Nvidia is known for its bet on cutting edge graphics chips — the kind designed to power a gamer-led metaverse. But a front row to the virtual universe cannot shield it from some very real world problems.
The US company — whose $334bn market value makes it the world’s second most valuable semiconductor maker after Taiwan’s TSMC — has found itself caught out by the increasingly fractious relationship between the US and China.
The White House wants to make it harder for Beijing to obtain advanced semiconductor technology. This week it ordered Nvidia to stop selling two of its top computing chips to companies in China. Nvidia warned that the new licensing requirements could cost it as much as $400mn in lost sales for the current quarter.

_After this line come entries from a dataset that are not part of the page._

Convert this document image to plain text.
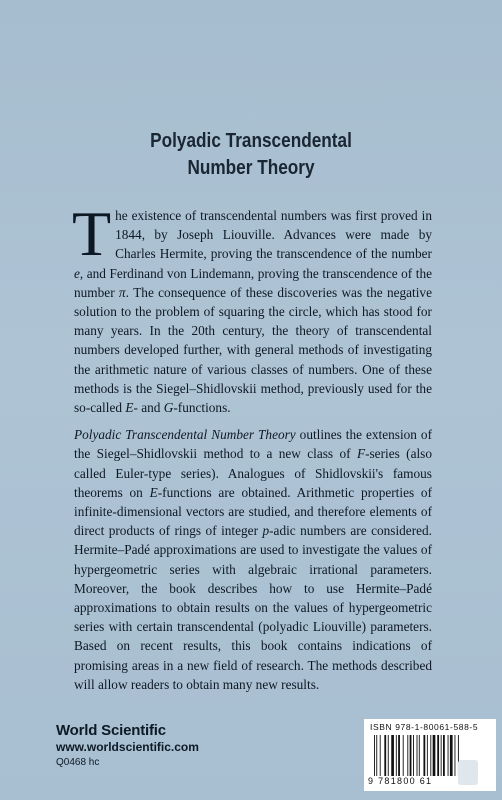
Polyadic Transcendental
Number Theory

The existence of transcendental numbers was first proved in 1844, by Joseph Liouville. Advances were made by Charles Hermite, proving the transcendence of the number e, and Ferdinand von Lindemann, proving the transcendence of the number π. The consequence of these discoveries was the negative solution to the problem of squaring the circle, which has stood for many years. In the 20th century, the theory of transcendental numbers developed further, with general methods of investigating the arithmetic nature of various classes of numbers. One of these methods is the Siegel–Shidlovskii method, previously used for the so-called E- and G-functions.

Polyadic Transcendental Number Theory outlines the extension of the Siegel–Shidlovskii method to a new class of F-series (also called Euler-type series). Analogues of Shidlovskii's famous theorems on E-functions are obtained. Arithmetic properties of infinite-dimensional vectors are studied, and therefore elements of direct products of rings of integer p-adic numbers are considered. Hermite–Padé approximations are used to investigate the values of hypergeometric series with algebraic irrational parameters. Moreover, the book describes how to use Hermite–Padé approximations to obtain results on the values of hypergeometric series with certain transcendental (polyadic Liouville) parameters. Based on recent results, this book contains indications of promising areas in a new field of research. The methods described will allow readers to obtain many new results.

World Scientific
www.worldscientific.com
Q0468 hc
ISBN 978-1-80061-588-5
9 781800 61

A 12 per cent drop in Nvidia’s share price suggests investors believe the losses will increase if Washington moves to widen the scope of its export ban. China is one of Nvidia’s biggest markets. The country accounted for $7.1bn in revenue, or 26 per cent of the group total, last year.
Nvidia cannot easily source alternative markets for its chips. The pandemic triggered a surge in demand for PCs, video game consoles and other electronic devices that Nvidia’s chips power. But consumers are now cutting back on discretionary spending. Sales of tech devices and chip demand have both retrenched.
At Nvidia’s all-important gaming business, which makes graphics processors used in PC gaming, sales fell by a third during the second quarter. Demand is not expected to rebound anytime soon.
It is not alone. Global semiconductor revenue is expected to grow just 7.4 per cent in 2022 and will contract 2.5 per cent in 2023, according to research group Gartner.
But a temporary lull in the chip cycle may not be Nvidia’s biggest worry. The White House’s determination to create a homegrown chip sector has encouraged Beijing to funnel more resources into building up its own domestic chipmakers and suppliers. The desire for self-sufficiency on both sides could change the global chip market for good.